Breaking up is not hard to do

Here are tips on breaking up the BlogML.xml. We first do the usual BlogEngine.NET-to-WordPress modifications on the single BlogML.xml file. I blogged about that in .NET to WordPress: Migrating BlogEngine.NET.  Now we can start creating BlogML.xml babies.

The general instructions for breaking up a big honkin’ BlogML.xml are:

  1. We import the categories in the initial BlogML.xml file ONLY. In all others we clear the <categories /> tag. The WordPress BlogML Importer will match up the correct categories in the subsequent BlogML.xml files.
  2. We include the BlogML.xml head in each file, and the concluding </posts> and </blog> tags (which I’ll call the BlogML.xml tail.)
  3. When we cut from the master BlogML.xml file we can start at any <post> and grab a bunch of them to paste between the head and tail of a child BlogML.xml.
  4. After importing the initial BlogML.xml containing the categories, subsequent BlogML.xml files can be imported in any order since their display in WordPress is based on post publication date.

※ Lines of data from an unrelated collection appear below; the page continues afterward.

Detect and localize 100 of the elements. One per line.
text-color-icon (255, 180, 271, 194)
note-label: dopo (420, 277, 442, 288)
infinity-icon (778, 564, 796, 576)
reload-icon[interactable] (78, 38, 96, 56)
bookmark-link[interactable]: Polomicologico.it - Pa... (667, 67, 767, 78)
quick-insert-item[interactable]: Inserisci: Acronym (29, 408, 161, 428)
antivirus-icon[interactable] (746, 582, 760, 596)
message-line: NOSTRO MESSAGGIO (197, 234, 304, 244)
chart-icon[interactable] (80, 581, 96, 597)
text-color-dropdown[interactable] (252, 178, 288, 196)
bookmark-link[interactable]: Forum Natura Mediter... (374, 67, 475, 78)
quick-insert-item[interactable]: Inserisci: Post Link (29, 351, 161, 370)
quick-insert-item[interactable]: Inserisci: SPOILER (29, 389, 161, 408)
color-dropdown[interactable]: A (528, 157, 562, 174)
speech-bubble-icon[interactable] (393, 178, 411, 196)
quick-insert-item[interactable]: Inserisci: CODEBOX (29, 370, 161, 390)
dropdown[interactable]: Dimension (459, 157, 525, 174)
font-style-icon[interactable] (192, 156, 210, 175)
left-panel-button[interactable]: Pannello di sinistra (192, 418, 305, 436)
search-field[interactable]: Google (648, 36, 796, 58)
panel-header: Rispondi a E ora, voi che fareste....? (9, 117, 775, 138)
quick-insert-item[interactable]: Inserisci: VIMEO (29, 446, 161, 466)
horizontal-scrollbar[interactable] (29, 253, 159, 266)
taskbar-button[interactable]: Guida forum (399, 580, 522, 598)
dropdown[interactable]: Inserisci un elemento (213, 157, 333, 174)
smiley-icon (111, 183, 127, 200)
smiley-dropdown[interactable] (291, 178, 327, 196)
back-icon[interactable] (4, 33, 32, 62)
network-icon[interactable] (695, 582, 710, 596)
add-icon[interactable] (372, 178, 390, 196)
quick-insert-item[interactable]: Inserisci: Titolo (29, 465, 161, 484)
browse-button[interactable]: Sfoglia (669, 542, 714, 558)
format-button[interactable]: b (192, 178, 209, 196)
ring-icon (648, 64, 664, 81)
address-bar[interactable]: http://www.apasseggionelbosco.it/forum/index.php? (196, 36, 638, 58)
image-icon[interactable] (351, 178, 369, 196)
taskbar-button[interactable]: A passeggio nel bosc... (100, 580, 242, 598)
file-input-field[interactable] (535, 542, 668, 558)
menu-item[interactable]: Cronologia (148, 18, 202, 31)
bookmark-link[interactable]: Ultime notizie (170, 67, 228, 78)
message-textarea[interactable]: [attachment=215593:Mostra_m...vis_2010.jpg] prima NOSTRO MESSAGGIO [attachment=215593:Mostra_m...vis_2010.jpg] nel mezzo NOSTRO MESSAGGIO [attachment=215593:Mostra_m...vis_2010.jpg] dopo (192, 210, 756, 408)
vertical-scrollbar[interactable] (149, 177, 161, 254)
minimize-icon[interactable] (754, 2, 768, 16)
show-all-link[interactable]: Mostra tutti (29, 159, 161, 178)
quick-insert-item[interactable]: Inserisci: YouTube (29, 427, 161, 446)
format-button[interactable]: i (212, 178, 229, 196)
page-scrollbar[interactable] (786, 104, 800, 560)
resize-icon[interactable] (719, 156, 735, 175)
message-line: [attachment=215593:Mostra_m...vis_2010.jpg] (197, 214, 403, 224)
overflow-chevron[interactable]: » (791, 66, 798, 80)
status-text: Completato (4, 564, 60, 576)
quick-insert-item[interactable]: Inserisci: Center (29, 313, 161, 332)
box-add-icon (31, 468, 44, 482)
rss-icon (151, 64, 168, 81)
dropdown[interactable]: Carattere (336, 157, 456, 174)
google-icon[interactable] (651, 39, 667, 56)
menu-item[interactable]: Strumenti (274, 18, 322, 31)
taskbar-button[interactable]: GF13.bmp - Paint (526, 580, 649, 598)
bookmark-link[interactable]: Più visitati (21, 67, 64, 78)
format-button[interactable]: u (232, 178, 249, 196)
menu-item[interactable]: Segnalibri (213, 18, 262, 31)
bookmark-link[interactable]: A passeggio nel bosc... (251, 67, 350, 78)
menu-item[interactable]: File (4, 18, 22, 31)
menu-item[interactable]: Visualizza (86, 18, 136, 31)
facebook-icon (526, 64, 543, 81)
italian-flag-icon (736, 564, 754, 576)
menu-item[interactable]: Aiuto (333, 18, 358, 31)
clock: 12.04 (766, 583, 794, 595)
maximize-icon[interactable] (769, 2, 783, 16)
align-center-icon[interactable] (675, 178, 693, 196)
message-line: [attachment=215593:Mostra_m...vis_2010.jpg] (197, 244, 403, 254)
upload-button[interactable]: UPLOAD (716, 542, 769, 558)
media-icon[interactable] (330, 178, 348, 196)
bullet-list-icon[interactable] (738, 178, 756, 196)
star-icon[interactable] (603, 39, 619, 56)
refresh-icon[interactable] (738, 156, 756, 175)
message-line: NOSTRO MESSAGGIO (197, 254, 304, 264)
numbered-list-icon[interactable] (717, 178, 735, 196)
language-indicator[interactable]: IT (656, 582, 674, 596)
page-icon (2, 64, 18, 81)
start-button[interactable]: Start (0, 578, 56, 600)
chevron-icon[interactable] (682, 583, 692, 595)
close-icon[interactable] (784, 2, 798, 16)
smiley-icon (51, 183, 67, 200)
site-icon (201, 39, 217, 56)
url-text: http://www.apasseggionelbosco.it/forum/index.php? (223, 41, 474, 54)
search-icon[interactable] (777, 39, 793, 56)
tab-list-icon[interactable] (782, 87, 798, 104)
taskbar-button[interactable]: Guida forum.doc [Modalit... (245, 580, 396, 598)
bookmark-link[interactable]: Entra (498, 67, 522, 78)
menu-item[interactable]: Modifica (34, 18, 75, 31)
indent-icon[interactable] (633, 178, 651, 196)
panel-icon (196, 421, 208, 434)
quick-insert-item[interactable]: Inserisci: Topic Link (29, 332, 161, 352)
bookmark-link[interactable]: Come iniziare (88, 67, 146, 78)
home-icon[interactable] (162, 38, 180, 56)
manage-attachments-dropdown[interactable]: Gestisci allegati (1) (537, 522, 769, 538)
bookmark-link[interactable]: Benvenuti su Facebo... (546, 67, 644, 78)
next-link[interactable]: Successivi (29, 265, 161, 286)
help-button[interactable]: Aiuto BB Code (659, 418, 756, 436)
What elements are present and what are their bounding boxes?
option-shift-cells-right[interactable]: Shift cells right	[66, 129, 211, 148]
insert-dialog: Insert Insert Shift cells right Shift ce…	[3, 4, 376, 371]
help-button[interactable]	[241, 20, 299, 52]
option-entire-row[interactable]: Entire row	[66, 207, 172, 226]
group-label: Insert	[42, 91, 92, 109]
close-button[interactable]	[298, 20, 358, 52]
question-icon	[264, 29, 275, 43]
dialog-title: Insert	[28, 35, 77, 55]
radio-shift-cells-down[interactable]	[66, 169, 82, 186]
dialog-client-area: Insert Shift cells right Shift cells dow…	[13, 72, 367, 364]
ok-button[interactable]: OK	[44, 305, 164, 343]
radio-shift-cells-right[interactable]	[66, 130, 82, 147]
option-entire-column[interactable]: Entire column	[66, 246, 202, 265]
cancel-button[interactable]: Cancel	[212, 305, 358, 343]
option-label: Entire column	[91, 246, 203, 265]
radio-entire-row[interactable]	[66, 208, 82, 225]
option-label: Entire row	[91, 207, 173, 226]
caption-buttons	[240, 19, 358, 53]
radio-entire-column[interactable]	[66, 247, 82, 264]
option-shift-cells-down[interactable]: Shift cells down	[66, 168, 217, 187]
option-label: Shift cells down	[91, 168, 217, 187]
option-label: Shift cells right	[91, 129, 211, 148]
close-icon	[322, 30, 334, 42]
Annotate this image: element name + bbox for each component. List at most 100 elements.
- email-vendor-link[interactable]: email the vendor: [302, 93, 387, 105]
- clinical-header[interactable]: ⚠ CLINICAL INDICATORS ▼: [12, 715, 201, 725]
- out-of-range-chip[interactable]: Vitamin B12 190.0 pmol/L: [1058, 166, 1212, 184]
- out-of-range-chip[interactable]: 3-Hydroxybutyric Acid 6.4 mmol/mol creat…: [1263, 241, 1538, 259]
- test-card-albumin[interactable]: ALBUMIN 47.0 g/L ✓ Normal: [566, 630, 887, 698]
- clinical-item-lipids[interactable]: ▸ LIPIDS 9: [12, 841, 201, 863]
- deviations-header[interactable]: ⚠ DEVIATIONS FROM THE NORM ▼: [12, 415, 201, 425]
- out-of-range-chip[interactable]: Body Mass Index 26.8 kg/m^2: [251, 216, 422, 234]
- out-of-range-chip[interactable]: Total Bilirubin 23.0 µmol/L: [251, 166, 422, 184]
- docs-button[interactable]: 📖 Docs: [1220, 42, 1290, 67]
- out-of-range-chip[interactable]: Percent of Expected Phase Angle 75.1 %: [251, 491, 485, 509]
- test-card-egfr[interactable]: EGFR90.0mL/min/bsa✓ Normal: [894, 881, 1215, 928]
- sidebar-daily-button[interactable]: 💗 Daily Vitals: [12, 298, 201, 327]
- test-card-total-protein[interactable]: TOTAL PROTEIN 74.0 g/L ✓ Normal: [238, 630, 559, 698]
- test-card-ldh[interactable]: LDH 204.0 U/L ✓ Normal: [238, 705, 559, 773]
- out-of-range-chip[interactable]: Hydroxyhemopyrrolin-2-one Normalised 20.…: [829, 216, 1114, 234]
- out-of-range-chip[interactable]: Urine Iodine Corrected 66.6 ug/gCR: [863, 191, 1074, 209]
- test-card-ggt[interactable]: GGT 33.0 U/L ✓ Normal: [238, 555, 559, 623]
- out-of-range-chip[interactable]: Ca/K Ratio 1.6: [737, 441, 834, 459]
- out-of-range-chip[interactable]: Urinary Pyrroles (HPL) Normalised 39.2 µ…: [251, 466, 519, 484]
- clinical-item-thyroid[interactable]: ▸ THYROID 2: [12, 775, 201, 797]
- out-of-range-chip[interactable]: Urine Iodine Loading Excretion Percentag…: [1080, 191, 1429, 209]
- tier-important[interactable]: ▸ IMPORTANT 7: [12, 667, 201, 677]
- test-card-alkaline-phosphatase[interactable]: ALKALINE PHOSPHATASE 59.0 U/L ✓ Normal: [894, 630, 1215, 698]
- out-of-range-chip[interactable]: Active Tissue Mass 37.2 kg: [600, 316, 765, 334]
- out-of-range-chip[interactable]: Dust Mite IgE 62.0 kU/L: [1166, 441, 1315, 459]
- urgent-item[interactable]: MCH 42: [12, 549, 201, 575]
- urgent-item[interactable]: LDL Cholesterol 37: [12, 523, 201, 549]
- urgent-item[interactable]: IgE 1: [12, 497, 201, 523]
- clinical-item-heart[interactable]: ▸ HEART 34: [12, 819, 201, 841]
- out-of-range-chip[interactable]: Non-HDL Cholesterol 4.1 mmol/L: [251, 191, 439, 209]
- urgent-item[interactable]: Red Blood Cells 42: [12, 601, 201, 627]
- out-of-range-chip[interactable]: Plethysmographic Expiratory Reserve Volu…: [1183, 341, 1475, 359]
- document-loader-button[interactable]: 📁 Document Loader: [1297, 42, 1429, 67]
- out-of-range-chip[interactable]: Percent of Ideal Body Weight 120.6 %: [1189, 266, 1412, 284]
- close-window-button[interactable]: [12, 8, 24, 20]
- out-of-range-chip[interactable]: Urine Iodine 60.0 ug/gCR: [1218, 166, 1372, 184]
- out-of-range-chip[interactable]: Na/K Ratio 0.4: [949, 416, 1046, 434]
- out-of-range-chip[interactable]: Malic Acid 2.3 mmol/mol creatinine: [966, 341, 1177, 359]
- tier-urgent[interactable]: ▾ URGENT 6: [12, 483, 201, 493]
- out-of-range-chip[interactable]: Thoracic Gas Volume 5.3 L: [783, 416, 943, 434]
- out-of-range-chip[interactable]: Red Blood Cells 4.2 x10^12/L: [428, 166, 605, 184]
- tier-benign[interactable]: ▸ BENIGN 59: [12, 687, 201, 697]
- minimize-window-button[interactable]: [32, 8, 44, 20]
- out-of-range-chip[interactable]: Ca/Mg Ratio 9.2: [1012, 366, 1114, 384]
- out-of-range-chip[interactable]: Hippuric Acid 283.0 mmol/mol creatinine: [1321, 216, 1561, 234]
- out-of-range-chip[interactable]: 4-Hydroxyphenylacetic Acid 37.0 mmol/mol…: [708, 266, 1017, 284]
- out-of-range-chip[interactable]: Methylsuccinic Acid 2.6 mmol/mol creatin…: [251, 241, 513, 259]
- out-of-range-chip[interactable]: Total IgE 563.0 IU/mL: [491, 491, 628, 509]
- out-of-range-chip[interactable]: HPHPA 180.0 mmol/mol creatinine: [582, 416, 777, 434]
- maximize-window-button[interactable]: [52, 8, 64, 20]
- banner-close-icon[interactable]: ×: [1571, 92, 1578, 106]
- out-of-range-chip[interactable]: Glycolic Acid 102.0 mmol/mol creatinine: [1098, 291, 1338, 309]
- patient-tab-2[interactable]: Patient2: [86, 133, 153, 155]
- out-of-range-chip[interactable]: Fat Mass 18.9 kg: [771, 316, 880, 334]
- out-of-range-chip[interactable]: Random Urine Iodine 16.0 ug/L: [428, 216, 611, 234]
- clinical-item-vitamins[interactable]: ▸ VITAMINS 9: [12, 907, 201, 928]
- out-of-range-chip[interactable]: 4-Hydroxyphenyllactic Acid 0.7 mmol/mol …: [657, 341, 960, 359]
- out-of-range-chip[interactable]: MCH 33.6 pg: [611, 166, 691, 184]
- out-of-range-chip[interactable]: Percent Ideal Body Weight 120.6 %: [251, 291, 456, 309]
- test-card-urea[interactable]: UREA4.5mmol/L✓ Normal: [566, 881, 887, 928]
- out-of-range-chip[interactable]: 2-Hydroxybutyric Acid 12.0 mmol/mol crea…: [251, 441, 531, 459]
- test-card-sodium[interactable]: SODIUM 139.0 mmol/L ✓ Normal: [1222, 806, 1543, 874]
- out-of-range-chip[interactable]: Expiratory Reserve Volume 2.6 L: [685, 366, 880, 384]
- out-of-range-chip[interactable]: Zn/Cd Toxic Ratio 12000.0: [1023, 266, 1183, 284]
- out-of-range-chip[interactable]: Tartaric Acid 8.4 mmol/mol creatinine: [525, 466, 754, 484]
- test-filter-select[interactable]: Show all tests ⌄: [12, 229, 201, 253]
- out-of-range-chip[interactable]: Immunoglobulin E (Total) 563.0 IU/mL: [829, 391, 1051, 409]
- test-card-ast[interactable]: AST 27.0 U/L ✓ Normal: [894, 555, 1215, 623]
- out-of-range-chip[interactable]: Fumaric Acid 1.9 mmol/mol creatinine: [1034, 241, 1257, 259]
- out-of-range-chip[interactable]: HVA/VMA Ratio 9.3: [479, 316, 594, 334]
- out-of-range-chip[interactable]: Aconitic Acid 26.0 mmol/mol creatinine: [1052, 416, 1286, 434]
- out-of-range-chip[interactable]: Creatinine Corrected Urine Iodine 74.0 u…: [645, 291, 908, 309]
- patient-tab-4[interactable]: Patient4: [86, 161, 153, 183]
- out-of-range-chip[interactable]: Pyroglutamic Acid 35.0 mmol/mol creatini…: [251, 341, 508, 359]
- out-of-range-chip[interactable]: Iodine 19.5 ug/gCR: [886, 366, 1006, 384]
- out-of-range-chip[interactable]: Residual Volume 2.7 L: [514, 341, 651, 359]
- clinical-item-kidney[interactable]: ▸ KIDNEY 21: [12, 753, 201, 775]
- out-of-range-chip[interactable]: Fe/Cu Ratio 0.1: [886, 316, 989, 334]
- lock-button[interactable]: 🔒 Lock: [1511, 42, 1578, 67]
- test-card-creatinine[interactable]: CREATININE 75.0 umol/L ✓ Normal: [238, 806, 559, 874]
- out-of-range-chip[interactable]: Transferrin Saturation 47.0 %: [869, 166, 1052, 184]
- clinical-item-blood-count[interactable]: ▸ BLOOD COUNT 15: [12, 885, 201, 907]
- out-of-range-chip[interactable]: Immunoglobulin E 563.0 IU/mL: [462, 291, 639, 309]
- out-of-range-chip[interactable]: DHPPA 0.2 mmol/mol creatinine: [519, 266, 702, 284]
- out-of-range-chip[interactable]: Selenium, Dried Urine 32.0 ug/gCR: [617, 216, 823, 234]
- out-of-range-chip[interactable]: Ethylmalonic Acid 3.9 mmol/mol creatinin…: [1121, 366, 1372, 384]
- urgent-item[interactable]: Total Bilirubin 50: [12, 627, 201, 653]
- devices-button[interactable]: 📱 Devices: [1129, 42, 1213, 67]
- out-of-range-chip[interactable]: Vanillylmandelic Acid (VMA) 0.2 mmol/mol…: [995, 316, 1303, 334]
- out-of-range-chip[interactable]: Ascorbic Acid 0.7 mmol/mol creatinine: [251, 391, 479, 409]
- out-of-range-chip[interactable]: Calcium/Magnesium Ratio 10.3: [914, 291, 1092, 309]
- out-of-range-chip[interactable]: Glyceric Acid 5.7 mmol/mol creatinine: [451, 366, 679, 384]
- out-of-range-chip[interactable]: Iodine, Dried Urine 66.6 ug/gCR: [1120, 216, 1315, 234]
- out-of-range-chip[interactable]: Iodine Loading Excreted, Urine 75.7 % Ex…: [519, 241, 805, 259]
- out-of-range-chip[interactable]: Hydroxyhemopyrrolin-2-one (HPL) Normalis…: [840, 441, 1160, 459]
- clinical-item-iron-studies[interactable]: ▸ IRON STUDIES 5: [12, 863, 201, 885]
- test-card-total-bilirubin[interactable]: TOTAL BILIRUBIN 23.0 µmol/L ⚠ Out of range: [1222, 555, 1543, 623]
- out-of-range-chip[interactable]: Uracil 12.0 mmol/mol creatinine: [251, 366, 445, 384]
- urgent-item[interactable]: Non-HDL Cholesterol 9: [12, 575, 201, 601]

Here are a few screenshots covering our general instructions, starting with what I meant by a cleared <categories /> tag in all secondary BlogML.xml files.

Here is where we could start pulling posts from a big honkin’ BlogML.xml to create a smaller one.  We can start pulling posts at any <post>. Does not have to be the first one after the BlogML.xml header area.

Where we would stop and a display of the BlogML.xml tail tags we need to include on all child BlogML.xmls.

The BlogML.xmls required to import in my 10 years of blogging. Notice the file sizes around 2 megabytes. If you didn’t increase the PHP.ini properties as I did you would need to keep all files under 2MBs.

The Results

The original BlogEngine.NET blog shows our 2557 posts.

My spanking brand new WordPress blog shows 2553.

Say what???  Hey, I’m not going to worry about losing 4 posts. I’m just happy knowing that my first 10 years of blog posts are now on a WordPress blog running on a Linux server.